Premiums of $25,000 a year or more on modest single family homes are disproportionate to the risk and to the value of the home. If no action is taken, these rate increases will:

-Price people out of their homes. New premiums will simply be unaffordable for many middle class homeowners.

-Cause homeowners to drop coverage and thereby undermine the NFIP. 

-Destroy home values. Home values are already dropping in certain communities in anticipation of the rate increases. The St. Charles Parish, Louisiana Tax Assessor estimates that new premiums will depress home values by 18 to 30%. The housing market recovery could be abruptly reversed.

-Undermine the value of mortgage collateral, drive mortgages into delinquency, erode bank capital, and thereby depress new lending.

-Curtail property tax revenues local governments rely on to fund schools and other essential services.

-Depress consumer spending and economic growth.

The impact of rate increases will be seen not only in coastal communities but in any community located near a river. Broad swathes of the country will be impacted.

We urge Congress to act expeditiously to amend the Biggert-Waters Flood Insurance Act. ICBA supports all viable solutions to provide immediate relief for policy holders, including:  A one-year prohibition on FEMA’s use of funds to implement changes to flood insurance rates for grandfathered properties. Rep. Bill Cassidy’s (R-LA) amendment to the Department of Homeland Security Appropriations Act provides such a prohibition.

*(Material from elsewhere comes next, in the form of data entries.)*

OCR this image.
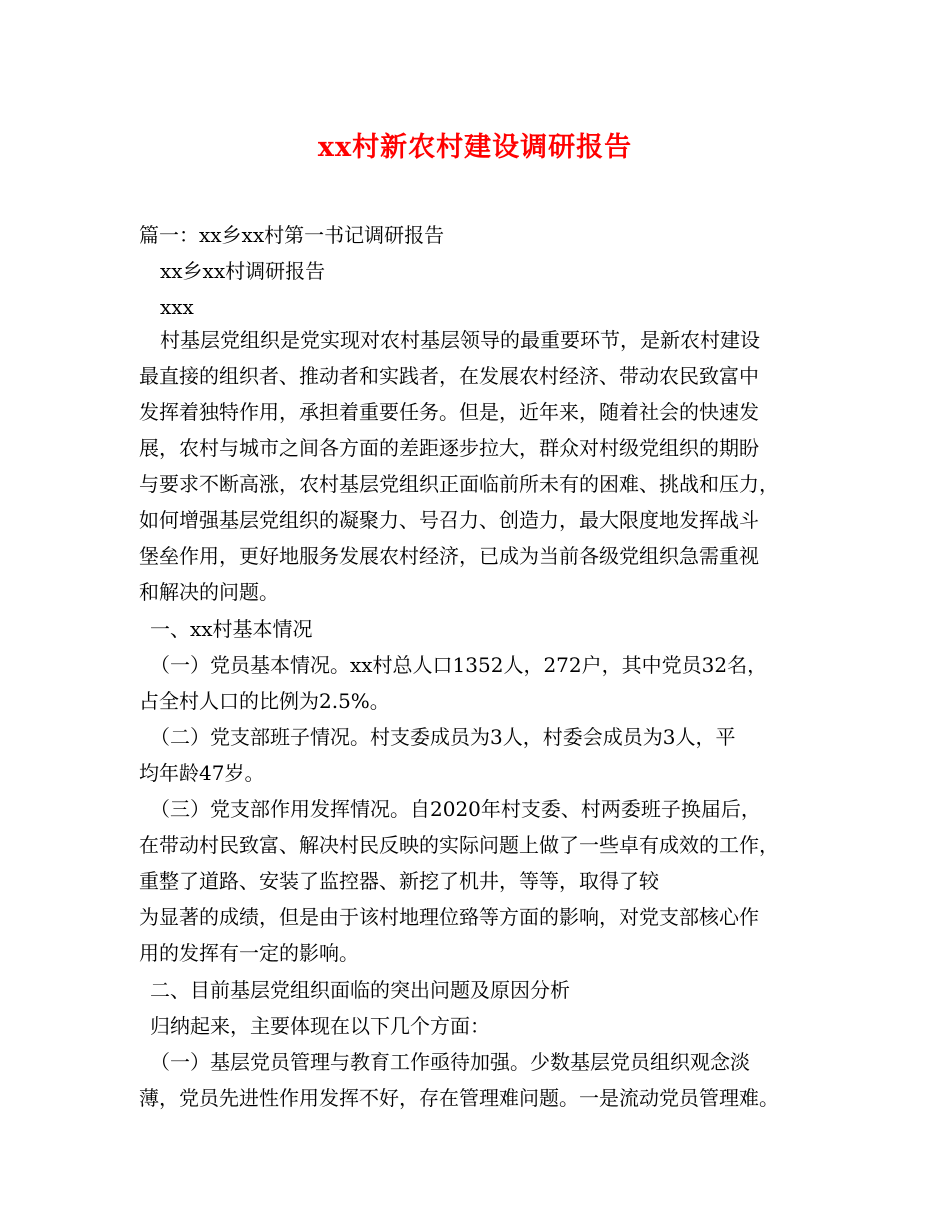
xx村新农村建设调研报告

篇一：xx乡xx村第一书记调研报告

xx乡xx村调研报告

xxx

村基层党组织是党实现对农村基层领导的最重要环节，是新农村建设

最直接的组织者、推动者和实践者，在发展农村经济、带动农民致富中

发挥着独特作用，承担着重要任务。但是，近年来，随着社会的快速发

展，农村与城市之间各方面的差距逐步拉大，群众对村级党组织的期盼

与要求不断高涨，农村基层党组织正面临前所未有的困难、挑战和压力，

如何增强基层党组织的凝聚力、号召力、创造力，最大限度地发挥战斗

堡垒作用，更好地服务发展农村经济，已成为当前各级党组织急需重视

和解决的问题。

一、xx村基本情况

（一）党员基本情况。xx村总人口1352人，272户，其中党员32名，

占全村人口的比例为2.5%。

（二）党支部班子情况。村支委成员为3人，村委会成员为3人，平

均年龄47岁。

（三）党支部作用发挥情况。自2020年村支委、村两委班子换届后，

在带动村民致富、解决村民反映的实际问题上做了一些卓有成效的工作，

重整了道路、安装了监控器、新挖了机井，等等，取得了较

为显著的成绩，但是由于该村地理位臵等方面的影响，对党支部核心作

用的发挥有一定的影响。

二、目前基层党组织面临的突出问题及原因分析

归纳起来，主要体现在以下几个方面：

（一）基层党员管理与教育工作亟待加强。少数基层党员组织观念淡

薄，党员先进性作用发挥不好，存在管理难问题。一是流动党员管理难。
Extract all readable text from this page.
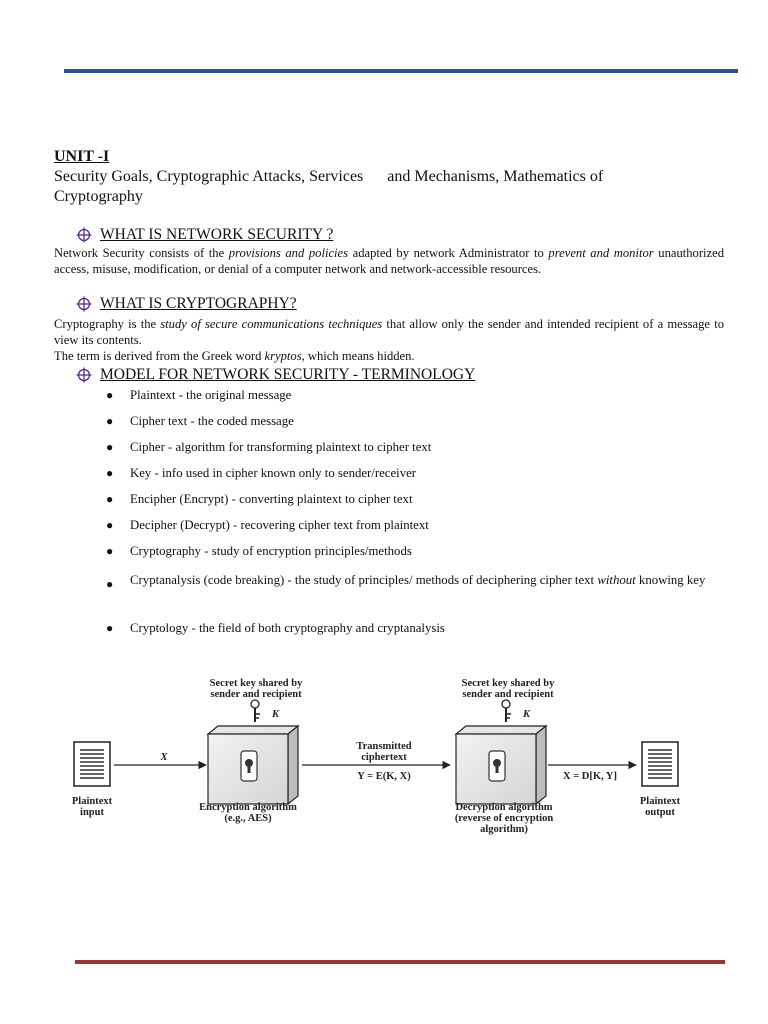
UNIT -I
Security Goals, Cryptographic Attacks, Services      and Mechanisms, Mathematics of Cryptography
WHAT IS NETWORK SECURITY ?

Network Security consists of the provisions and policies adapted by network Administrator to prevent and monitor unauthorized access, misuse, modification, or denial of a computer network and network-accessible resources.

WHAT IS CRYPTOGRAPHY?

Cryptography is the study of secure communications techniques that allow only the sender and intended recipient of a message to view its contents.

The term is derived from the Greek word kryptos, which means hidden.

MODEL FOR NETWORK SECURITY - TERMINOLOGY
● Plaintext - the original message
● Cipher text - the coded message
● Cipher - algorithm for transforming plaintext to cipher text
● Key - info used in cipher known only to sender/receiver
● Encipher (Encrypt) - converting plaintext to cipher text
● Decipher (Decrypt) - recovering cipher text from plaintext
● Cryptography - study of encryption principles/methods
● Cryptanalysis (code breaking) - the study of principles/ methods of deciphering cipher text without knowing key
● Cryptology - the field of both cryptography and cryptanalysis
Plaintext
input
X
Encryption algorithm
(e.g., AES)
Secret key shared by
sender and recipient
K
Transmitted
ciphertext
Y = E(K, X)
Decryption algorithm
(reverse of encryption
algorithm)
Secret key shared by
sender and recipient
K
X = D[K, Y]
Plaintext
output
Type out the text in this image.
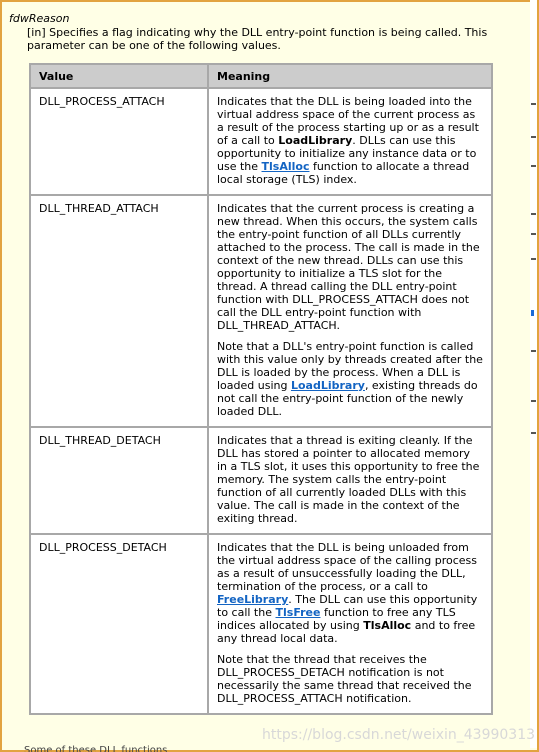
fdwReason
[in] Specifies a flag indicating why the DLL entry-point function is being called. This parameter can be one of the following values.
Value	Meaning
DLL_PROCESS_ATTACH	Indicates that the DLL is being loaded into the virtual address space of the current process as a result of the process starting up or as a result of a call to LoadLibrary. DLLs can use this opportunity to initialize any instance data or to use the TlsAlloc function to allocate a thread local storage (TLS) index.

DLL_THREAD_ATTACH	Indicates that the current process is creating a new thread. When this occurs, the system calls the entry-point function of all DLLs currently attached to the process. The call is made in the context of the new thread. DLLs can use this opportunity to initialize a TLS slot for the thread. A thread calling the DLL entry-point function with DLL_PROCESS_ATTACH does not call the DLL entry-point function with DLL_THREAD_ATTACH.

Note that a DLL's entry-point function is called with this value only by threads created after the DLL is loaded by the process. When a DLL is loaded using LoadLibrary, existing threads do not call the entry-point function of the newly loaded DLL.

DLL_THREAD_DETACH	Indicates that a thread is exiting cleanly. If the DLL has stored a pointer to allocated memory in a TLS slot, it uses this opportunity to free the memory. The system calls the entry-point function of all currently loaded DLLs with this value. The call is made in the context of the exiting thread.

DLL_PROCESS_DETACH	Indicates that the DLL is being unloaded from the virtual address space of the calling process as a result of unsuccessfully loading the DLL, termination of the process, or a call to FreeLibrary. The DLL can use this opportunity to call the TlsFree function to free any TLS indices allocated by using TlsAlloc and to free any thread local data.

Note that the thread that receives the DLL_PROCESS_DETACH notification is not necessarily the same thread that received the DLL_PROCESS_ATTACH notification.

https://blog.csdn.net/weixin_43990313
Some of these DLL functions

Any delay in changes to flood insurance risk premiums or any delay of the imposition of full actuarial rates on properties purchased after passage of the Biggert-Waters Flood Insurance Act. Such delays (three years and five years, respectively) are required by the Flood Insurance Implementation Reform Act (H.R. 2199), sponsored by Rep. Cedric Richmond (D-LA).

Requiring FEMA to recognize community-funded flood systems built without federal dollars and to recognize non-structural flood mitigation features. Such recognition is required by H.R. 2199.

Any acceleration of the FEMA affordability study required by the Flood Insurance Act of 2012.

Thank you for your consideration. ICBA supports reforms to strengthen the NFIP.

However, the impending changes will only weaken the NFIP by driving down participation. Premium rate shock will endanger homeowners, mortgage lenders, local governments and the broader economy.